8.1 Предисловие. Ревностно соблюдаемая воинская дисциплина обеспечила власть римлян над всей Италией, над многими городами, великими царями, могущественными народами, воротами Понтийского пролива, уничтоженными границами в Альпах и Таврии, и превратила маленькое поселение Ромула в вершину всего круга земель. Все триумфы пребывают в недрах воинской дисциплины, так что приступаю к изложению законов о триумфах.
8.1. Многие полководцы желали быть награжденными триумфом даже за пустячные сражения. Чтобы им противостоять, был принят закон, согласно которому право на триумф даровалось лишь тому, кто уничтожит в одном сражении не менее пяти тысяч врагов. Ибо наши предки полагали, что украшение нашего Города — не число триумфов, но их слава. Менее знаменательный закон о награждении лавровыми венками был забыт, но затем поддержан другим законом, внесенным народными трибунами Луцием Марием и Марком Катоном. Согласно ему, подлежали наказанию те полководцы, которые отваживались в официальном донесении сообщать сенату неверное число убитых врагов или пропавших граждан: от них требовалось немедленно по прибытии в Город поклясться перед квесторами, что записанные ими для сената данные о тех и других верны.[162]
8.2. После этих законов есть смысл рассказать о судебном процессе, на котором триумфальное право оспаривалось и победило в прениях между самыми высокопоставленными людьми. Консул Гай Лутаций и претор Квинт Валерий уничтожили крупный пунийский флот близ Сицилии, и в связи с этим сенат постановил предоставить триумф консулу Лутацию.[163] Когда же Валерий запросил для себя то же право, Лутаций ответил, что нечестиво для триумфа ставить на один уровень более высокую и более низкую ветви власти. Дебаты настойчиво продолжались. Валерий призвал Лутация к торжественной клятве, что пунийский флот действительно был уничтожен под его командованием. Лутаций не колеблясь подтвердил это. Судьей в их споре был назначен Атилий Калатин, и при нем Валерий сообщил, что раненый консул все сражение пролежал на носилках, а ответственность за командование принял на себя он.

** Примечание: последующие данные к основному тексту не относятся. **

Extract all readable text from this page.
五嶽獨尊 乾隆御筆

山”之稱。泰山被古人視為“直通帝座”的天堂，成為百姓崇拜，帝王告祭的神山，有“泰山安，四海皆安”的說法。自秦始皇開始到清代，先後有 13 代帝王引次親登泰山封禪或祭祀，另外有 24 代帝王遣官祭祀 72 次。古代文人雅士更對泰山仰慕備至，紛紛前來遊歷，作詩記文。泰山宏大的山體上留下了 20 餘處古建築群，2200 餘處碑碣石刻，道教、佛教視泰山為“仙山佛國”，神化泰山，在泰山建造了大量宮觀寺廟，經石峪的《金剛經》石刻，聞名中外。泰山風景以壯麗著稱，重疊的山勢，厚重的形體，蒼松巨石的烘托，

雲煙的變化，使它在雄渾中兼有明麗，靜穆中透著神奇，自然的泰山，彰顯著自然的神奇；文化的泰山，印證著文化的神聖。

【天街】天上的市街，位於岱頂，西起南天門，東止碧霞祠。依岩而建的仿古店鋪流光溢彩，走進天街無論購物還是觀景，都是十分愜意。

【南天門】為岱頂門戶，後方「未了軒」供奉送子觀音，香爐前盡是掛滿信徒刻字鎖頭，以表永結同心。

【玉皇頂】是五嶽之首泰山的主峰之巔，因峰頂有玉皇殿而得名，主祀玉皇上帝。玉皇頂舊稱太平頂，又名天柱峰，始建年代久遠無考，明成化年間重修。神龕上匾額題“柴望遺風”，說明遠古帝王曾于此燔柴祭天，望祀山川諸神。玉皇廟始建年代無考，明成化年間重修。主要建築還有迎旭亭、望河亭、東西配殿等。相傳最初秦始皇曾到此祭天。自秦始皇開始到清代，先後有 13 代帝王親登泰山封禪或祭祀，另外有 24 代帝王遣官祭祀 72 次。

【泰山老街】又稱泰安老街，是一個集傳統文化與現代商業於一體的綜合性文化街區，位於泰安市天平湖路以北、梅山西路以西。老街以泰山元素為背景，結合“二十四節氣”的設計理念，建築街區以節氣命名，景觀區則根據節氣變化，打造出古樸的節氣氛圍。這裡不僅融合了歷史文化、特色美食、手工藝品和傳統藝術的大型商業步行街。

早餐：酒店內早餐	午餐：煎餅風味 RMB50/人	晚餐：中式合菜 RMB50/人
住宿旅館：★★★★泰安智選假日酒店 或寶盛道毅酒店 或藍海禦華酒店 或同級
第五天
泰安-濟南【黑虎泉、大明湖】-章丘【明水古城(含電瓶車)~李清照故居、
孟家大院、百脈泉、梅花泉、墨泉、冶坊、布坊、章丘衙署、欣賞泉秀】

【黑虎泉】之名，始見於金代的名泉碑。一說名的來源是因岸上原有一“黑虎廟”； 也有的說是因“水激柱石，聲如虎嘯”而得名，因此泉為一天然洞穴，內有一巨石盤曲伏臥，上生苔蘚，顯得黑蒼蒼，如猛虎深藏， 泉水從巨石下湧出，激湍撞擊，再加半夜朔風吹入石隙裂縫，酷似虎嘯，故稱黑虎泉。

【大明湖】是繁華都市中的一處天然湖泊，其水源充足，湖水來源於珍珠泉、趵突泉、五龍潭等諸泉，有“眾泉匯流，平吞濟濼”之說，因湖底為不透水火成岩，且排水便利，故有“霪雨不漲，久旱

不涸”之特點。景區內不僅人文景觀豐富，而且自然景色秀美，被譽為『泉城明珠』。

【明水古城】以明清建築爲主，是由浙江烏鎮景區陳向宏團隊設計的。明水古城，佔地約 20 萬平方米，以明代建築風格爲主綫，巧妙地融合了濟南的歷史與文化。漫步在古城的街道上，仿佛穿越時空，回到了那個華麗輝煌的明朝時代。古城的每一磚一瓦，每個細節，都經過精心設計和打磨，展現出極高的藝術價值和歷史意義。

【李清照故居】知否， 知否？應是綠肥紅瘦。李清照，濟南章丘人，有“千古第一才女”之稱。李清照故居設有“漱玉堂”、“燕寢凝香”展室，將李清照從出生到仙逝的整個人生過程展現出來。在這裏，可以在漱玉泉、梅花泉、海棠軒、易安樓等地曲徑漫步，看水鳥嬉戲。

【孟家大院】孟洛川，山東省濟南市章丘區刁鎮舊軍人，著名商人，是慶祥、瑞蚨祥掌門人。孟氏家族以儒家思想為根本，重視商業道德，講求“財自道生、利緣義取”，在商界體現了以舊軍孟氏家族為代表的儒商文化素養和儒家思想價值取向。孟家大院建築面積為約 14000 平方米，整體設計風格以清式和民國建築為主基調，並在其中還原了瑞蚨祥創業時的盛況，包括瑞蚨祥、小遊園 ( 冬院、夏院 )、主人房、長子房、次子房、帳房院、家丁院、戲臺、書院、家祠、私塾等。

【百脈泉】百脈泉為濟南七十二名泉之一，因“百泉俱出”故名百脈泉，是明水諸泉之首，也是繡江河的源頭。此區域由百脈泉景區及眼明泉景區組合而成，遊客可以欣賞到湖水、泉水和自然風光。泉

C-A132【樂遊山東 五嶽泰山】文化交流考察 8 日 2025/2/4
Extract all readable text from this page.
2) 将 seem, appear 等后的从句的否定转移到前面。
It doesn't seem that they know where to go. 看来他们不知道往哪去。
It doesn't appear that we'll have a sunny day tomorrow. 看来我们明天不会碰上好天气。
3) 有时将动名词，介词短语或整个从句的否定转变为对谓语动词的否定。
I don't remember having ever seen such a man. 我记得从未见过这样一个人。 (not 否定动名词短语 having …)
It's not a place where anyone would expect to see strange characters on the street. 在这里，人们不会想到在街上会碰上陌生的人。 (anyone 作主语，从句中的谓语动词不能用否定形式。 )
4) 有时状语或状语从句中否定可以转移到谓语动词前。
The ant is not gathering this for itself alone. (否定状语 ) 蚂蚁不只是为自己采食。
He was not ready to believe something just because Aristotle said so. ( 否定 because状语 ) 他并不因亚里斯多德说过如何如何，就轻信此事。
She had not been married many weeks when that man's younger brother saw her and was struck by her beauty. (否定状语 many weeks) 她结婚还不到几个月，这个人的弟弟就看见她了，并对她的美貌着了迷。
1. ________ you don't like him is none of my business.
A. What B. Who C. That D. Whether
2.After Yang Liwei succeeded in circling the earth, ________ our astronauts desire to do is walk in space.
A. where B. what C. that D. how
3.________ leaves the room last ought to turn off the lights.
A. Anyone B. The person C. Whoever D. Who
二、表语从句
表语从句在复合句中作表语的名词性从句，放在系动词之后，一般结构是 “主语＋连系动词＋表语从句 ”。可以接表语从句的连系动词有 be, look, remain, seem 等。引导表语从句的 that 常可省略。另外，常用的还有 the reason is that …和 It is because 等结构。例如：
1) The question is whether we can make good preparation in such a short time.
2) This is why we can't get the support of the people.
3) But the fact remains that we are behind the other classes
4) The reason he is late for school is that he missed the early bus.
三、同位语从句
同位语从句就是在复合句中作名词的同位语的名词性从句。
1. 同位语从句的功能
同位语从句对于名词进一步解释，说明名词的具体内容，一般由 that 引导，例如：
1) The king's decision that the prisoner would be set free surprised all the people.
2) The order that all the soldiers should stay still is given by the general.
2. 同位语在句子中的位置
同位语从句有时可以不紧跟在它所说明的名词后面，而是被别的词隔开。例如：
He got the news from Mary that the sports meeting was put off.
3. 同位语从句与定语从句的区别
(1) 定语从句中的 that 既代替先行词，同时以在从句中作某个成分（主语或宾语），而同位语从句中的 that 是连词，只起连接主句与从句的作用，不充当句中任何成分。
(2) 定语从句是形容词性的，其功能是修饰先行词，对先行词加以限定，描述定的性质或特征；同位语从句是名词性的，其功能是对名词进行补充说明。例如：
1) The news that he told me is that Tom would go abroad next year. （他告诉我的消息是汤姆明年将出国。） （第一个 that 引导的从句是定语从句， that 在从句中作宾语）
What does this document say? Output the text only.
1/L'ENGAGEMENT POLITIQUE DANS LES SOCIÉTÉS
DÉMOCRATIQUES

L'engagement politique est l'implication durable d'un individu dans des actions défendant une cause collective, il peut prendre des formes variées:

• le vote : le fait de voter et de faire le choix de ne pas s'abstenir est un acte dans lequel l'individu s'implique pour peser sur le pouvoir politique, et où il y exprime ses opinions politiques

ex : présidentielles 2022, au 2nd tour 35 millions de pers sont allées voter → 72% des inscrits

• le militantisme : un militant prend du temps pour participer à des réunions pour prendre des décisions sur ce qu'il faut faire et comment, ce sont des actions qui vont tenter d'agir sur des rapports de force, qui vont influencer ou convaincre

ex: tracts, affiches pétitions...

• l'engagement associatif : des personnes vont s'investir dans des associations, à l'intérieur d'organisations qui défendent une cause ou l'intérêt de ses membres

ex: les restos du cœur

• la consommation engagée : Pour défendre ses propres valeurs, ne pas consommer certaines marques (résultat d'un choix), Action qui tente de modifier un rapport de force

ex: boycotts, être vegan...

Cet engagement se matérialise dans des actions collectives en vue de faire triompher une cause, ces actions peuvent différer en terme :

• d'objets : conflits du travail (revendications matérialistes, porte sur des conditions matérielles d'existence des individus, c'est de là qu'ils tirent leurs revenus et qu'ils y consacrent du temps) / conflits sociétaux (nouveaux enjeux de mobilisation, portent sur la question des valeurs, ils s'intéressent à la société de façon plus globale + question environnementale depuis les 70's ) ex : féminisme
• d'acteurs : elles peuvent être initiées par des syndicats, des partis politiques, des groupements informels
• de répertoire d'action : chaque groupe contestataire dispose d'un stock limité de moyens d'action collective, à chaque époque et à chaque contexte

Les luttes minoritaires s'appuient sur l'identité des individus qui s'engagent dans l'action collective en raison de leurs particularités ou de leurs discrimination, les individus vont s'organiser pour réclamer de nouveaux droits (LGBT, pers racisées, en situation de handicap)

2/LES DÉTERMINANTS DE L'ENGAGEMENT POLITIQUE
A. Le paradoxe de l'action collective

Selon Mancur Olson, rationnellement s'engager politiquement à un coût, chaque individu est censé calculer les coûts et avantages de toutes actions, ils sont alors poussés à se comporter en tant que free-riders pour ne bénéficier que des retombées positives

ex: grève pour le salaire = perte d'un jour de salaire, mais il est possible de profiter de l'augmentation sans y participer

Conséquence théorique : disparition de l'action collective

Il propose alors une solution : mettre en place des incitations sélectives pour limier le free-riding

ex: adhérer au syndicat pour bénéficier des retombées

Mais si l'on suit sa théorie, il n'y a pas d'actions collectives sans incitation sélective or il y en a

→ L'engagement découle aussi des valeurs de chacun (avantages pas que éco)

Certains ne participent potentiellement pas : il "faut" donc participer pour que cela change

Тогда Калатин, прежде чем Лутаций поведал свою версию, сказал: «Ответь, Валерий, если вы двое, имея разные мнения, спорите насчет того, кому следует приписать успех битвы, то как по-твоему, что ценится выше: команды консула или претора?» Валерий ответил, что он не оспаривает первенство консульских полномочий. «А теперь так, — сказал Калатин, — допустим, ты получил два взаимоисключающих приказания, какому из них ты скорее последуешь?» «Конечно, консульскому», — ответил Валерий. «Вот теперь понятно, — сказал Калатин, — раз уж я взялся рассудить вас насчет того, чьи команды и предсказания первичны, и ты признался, что в обоих случаях консульские, для меня сомнений не осталось. Поэтому, Лутаций, хотя ты еще ничего не сказал, я склоняюсь в твою пользу». Удивительным образом был решен этот открытый спор: судья добился права высочайшей чести для более достойного Лутация, но и на Валерия не легло пятно бесчестия, хоть он и домогался награды за храбрую и успешную битву не совсем законным путем.
8.3. А вот что делать с Гнеем Фульвием Флакком, который презрительно отверг столь желанную честь триумфа, предоставленного ему сенатом за успешные военный действия? Можно сказать, что он не ожидал большего, по сравнению с тем, что случилось. Ибо, как только он вошел в Город, его подвергли общественному суду и изгнали. Так что своим выокомерием он оскорбил религиозные чувства, а вину искупил наказанием.[164]
8.4. Более мудрыми оказались Квинт Фульвий, захвативший Капую, и Луций Опимий, заставивший сдаться жителей Фрегелл[165], когда обратились к сенату с просьбой о триумфе. Обоим было чем гордиться, но ни один не достиг желаемого, и не из-за ревностного отношения сената к этому делу и нежелания допустить в курии подобное, но в силу четкого следования закону, который предполагал награждение триумфом только в случае расширения границ государства, а не возвращения того, что ранее принадлежало римскому народу. В этом есть существенное различие: прибавить что-либо или вернуть то, что было отобрано, подобно тому как есть разница между началом благодеяния и концом несправедливости.